The latest controversial point on Baha Mar was that the Chinese regularly use prisoners as laborers on projects in third world countries.
The story was based on an article by Brahma Chellaney. I first read it online Bahamas tabloid, Bahamas Press and asked Baha Mar about it here
A leading local newspaper ran the story on Tuesday, despite the story having no evidence to support it. Well, they were called out by the Chinese in this response from the embassy’s press secretary in which they address the article;
I am writing in reference to the editorial comment with the title of “Will due diligence be practiced?” in The Nassau Guardian dated September 14, 2010, quoting “Exporting convicts stains China’s reputation” written by Brahma Chellaney, which claims that convicts are employed as laborers on overseas projects in Sri Lanka, Maldives and countries in Africa, and that Chinese companies had been doing so at the instance of the Chinese government. In so doing, the comment leads to the imagination that the Chinese company involved in the Baha Mar project may be doing the same in The Bahamas.
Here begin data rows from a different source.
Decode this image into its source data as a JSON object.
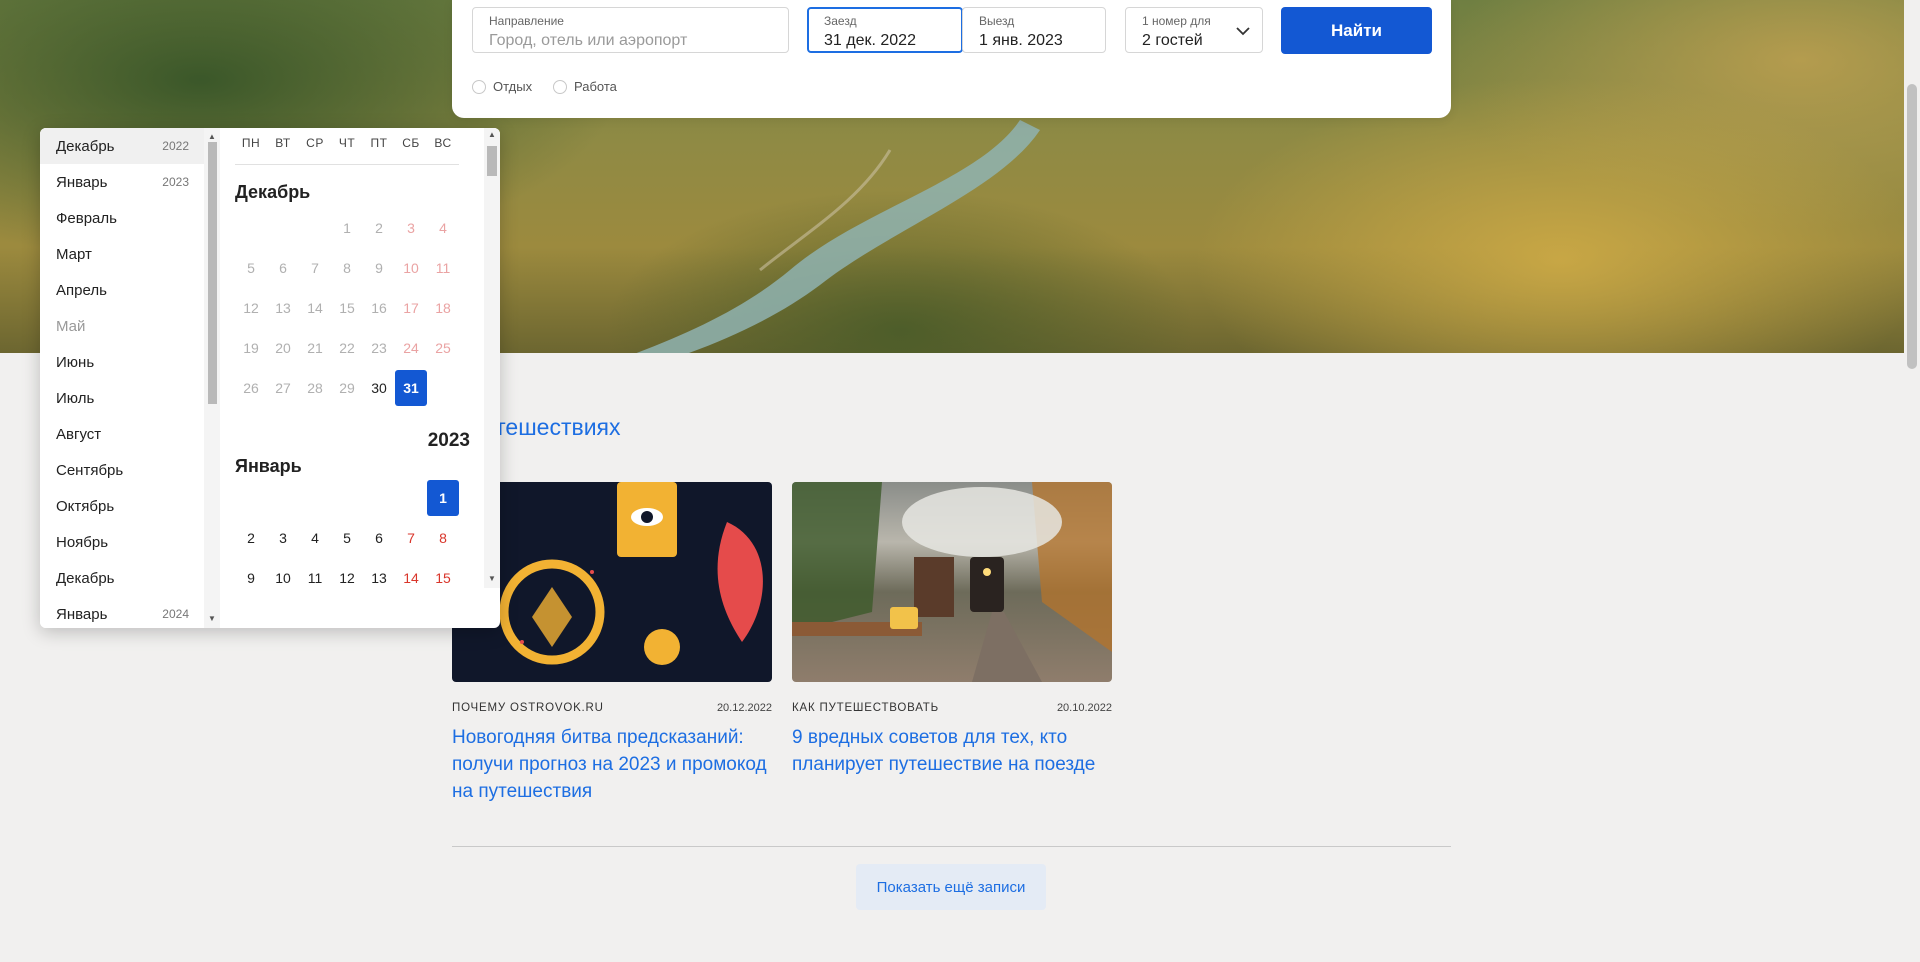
{
  "search": {
    "destination_label": "Направление",
    "destination_placeholder": "Город, отель или аэропорт",
    "checkin_label": "Заезд",
    "checkin_value": "31 дек. 2022",
    "checkout_label": "Выезд",
    "checkout_value": "1 янв. 2023",
    "guests_label": "1 номер для",
    "guests_value": "2 гостей",
    "search_button": "Найти",
    "trip_types": [
      "Отдых",
      "Работа"
    ]
  },
  "calendar": {
    "months_list": [
      {
        "name": "Декабрь",
        "year": "2022"
      },
      {
        "name": "Январь",
        "year": "2023"
      },
      {
        "name": "Февраль",
        "year": ""
      },
      {
        "name": "Март",
        "year": ""
      },
      {
        "name": "Апрель",
        "year": ""
      },
      {
        "name": "Май",
        "year": ""
      },
      {
        "name": "Июнь",
        "year": ""
      },
      {
        "name": "Июль",
        "year": ""
      },
      {
        "name": "Август",
        "year": ""
      },
      {
        "name": "Сентябрь",
        "year": ""
      },
      {
        "name": "Октябрь",
        "year": ""
      },
      {
        "name": "Ноябрь",
        "year": ""
      },
      {
        "name": "Декабрь",
        "year": ""
      },
      {
        "name": "Январь",
        "year": "2024"
      }
    ],
    "weekdays": [
      "ПН",
      "ВТ",
      "СР",
      "ЧТ",
      "ПТ",
      "СБ",
      "ВС"
    ],
    "december": {
      "title": "Декабрь",
      "rows": [
        [
          "",
          "",
          "",
          "1",
          "2",
          "3",
          "4"
        ],
        [
          "5",
          "6",
          "7",
          "8",
          "9",
          "10",
          "11"
        ],
        [
          "12",
          "13",
          "14",
          "15",
          "16",
          "17",
          "18"
        ],
        [
          "19",
          "20",
          "21",
          "22",
          "23",
          "24",
          "25"
        ],
        [
          "26",
          "27",
          "28",
          "29",
          "30",
          "31",
          ""
        ]
      ]
    },
    "year_label": "2023",
    "january": {
      "title": "Январь",
      "rows": [
        [
          "",
          "",
          "",
          "",
          "",
          "",
          "1"
        ],
        [
          "2",
          "3",
          "4",
          "5",
          "6",
          "7",
          "8"
        ],
        [
          "9",
          "10",
          "11",
          "12",
          "13",
          "14",
          "15"
        ]
      ]
    },
    "selected_checkin": "31",
    "selected_checkout": "1"
  },
  "blog": {
    "title": "о путешествиях",
    "cards": [
      {
        "category": "ПОЧЕМУ OSTROVOK.RU",
        "date": "20.12.2022",
        "title": "Новогодняя битва предсказаний: получи прогноз на 2023 и промокод на путешествия"
      },
      {
        "category": "КАК ПУТЕШЕСТВОВАТЬ",
        "date": "20.10.2022",
        "title": "9 вредных советов для тех, кто планирует путешествие на поезде"
      }
    ],
    "more_button": "Показать ещё записи"
  },
  "colors": {
    "accent": "#1358d3",
    "link": "#1d6ee2",
    "weekend": "#d9362b"
  }
}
It must be noted that the author made such shocking and sweeping allegations without any evidence. His allegations are both unfounded and totally untrue. Under China’s law, criminal convicts are prohibited from traveling abroad and Chinese companies are not permitted to hire people with criminal records to work on their overseas projects. These regulations are strictly enforced in practice.
Facts always speak louder than words. Please look at those Chinese workers who have been working tirelessly on the Bahamas National Stadium project. They are disciplined and diligent, winning full respect and high praises from the Bahamian society.
The Chinese Embassy fully respects each and every view expressed surrounding the Baha Mar project. However, such groundless accusations, which insult not only China, but also those countries having cooperation with us, go beyond tolerance. It is unfortunate that this article that falls short of accepted standards has found its way into a leading article of The Nassau Guardian. I hereby request, on behalf of the Embassy, that actions be taken as soon as possible by your newspaper to clarify and redress this regrettable error by providing a space to publish this letter.